Dal punto di vista terapeutico la somministrazione di progesterone low dose (Guna-Progesteron) in posologia media di 10 gtt x 2 vv/die dal 10° al 25° giorno del mese si rivela sempre di grande utilità. Va inoltre ricordato che la PMS si associa frequentemente ad ipotiroidismo. La terapia sostitutiva con ormoni tiroidei produrrebbe, secondo alcuni studi, una risoluzione pressoché totale della sintomatologia PMS.

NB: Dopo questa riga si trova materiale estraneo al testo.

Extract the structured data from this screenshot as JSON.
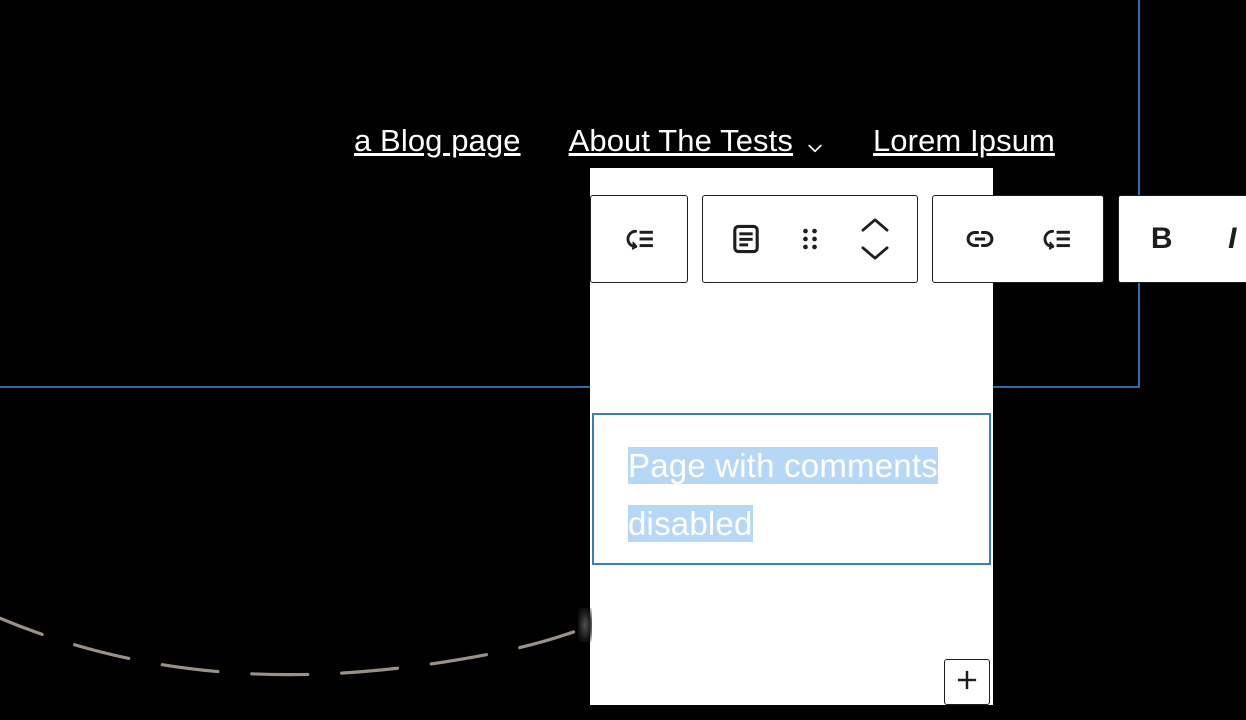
{
  "theme": {
    "canvas_background": "#000000",
    "panel_background": "#ffffff",
    "nav_text_color": "#ffffff",
    "guide_line_color": "#2f6ea5",
    "block_selected_border": "#3a7fb8",
    "text_selection_background": "#b7d7f7",
    "toolbar_border_color": "#1e1e1e",
    "decor_line_color": "#9a9186"
  },
  "site_nav": {
    "items": [
      {
        "label": "a Blog page",
        "has_submenu": false,
        "caret_icon": ""
      },
      {
        "label": "About The Tests",
        "has_submenu": true,
        "caret_icon": "chevron-down-icon"
      },
      {
        "label": "Lorem Ipsum",
        "has_submenu": false,
        "caret_icon": ""
      }
    ]
  },
  "block_toolbar": {
    "groups": [
      {
        "name": "transform",
        "buttons": [
          {
            "icon": "change-block-type-icon",
            "label": ""
          }
        ]
      },
      {
        "name": "block",
        "buttons": [
          {
            "icon": "paragraph-block-icon",
            "label": ""
          },
          {
            "icon": "drag-handle-icon",
            "label": ""
          },
          {
            "icon": "move-up-down-icon",
            "label": ""
          }
        ]
      },
      {
        "name": "format",
        "buttons": [
          {
            "icon": "link-icon",
            "label": ""
          },
          {
            "icon": "footnote-icon",
            "label": ""
          }
        ]
      },
      {
        "name": "textstyle",
        "buttons": [
          {
            "icon": "bold-icon",
            "label": "B"
          },
          {
            "icon": "italic-icon",
            "label": "I"
          }
        ]
      }
    ]
  },
  "editor": {
    "selected_block": {
      "type": "paragraph",
      "text": "Page with comments disabled",
      "is_selected": true,
      "text_is_highlighted": true
    },
    "appender": {
      "icon": "plus-icon",
      "label": ""
    }
  }
}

Per tale motivo consiglio sempre un’accurata valutazione della funzionalità tiroidea ed una integrazione con Guna-T3 (10 gtt/die) a prescindere dalla presenza o meno di valori alterati della funzione tiroidea. Lo stress, infine, gioca un ruolo significativo nella PMS.

Uno stress estremo, di lunga durata o insolito, produce drastiche modificazioni del pattern dei neurotrasmettitori cerebrali conseguenti al coinvolgimento surrenalico e all’alterata secrezione endorfinica. La relazione tra stati depressivi e PMS è molto documentata. La depressione è un sintomo comune nella PMS, probabilmente correlata a carenza di serotonina e di GABA. L’integrazione giornaliera con Guna-Serotonin (10 gtt/die) rappresenta un ulteriore pilastro fondamentale del trattamento della PMS.

Infine, uno sguardo all’integrazione nutrizionale nelle pazienti affette da PMS. Essa si basa principalmente su Vitamina B6 (come sopra accennato), Magnesio, Calcio, Zinco, Vitamina E ed acidi grassi essenziali. Nello specifico, basse concentrazioni di Magnesio intra-eritrocitario sono di comune riscontro nella PMS, causando instabilità emozionale, bassa soglia del dolore, stati di spasmofilia latente e contratture, soprattutto a carico della muscolatura liscia.

Consiglio la somministrazione di Magnesio pari a 6 mg/kg di peso. In riferimento allo Zinco consiglio 30-45 mg di Zinco picolinato/die, mentre per la Vitamina E un dosaggio sufficiente si aggira intorno alle 400 UI/die. Nella personale esperienza l’integrazione con acidi grassi Omega 3 altamente purificati (EPA-DHA in rapporto 3:1) al dosaggio standard di 2,5- 3 mg/die contribuisce notevolmente alla riduzione dei sintomi della PMS.

Mi auguro di averVi fornito alcuni spunti utili relativamente al trattamento della PMS. Se considerato nell’ottica più ampia dell’identità psicobiologica, l’argomento è solo apparentemente banale. Al contrario è un argomento chiave nella formazione PNEI. Rimango, come sempre, a Vostra disposizione trasmettendoVi un augurio di buona salute e di buona estate!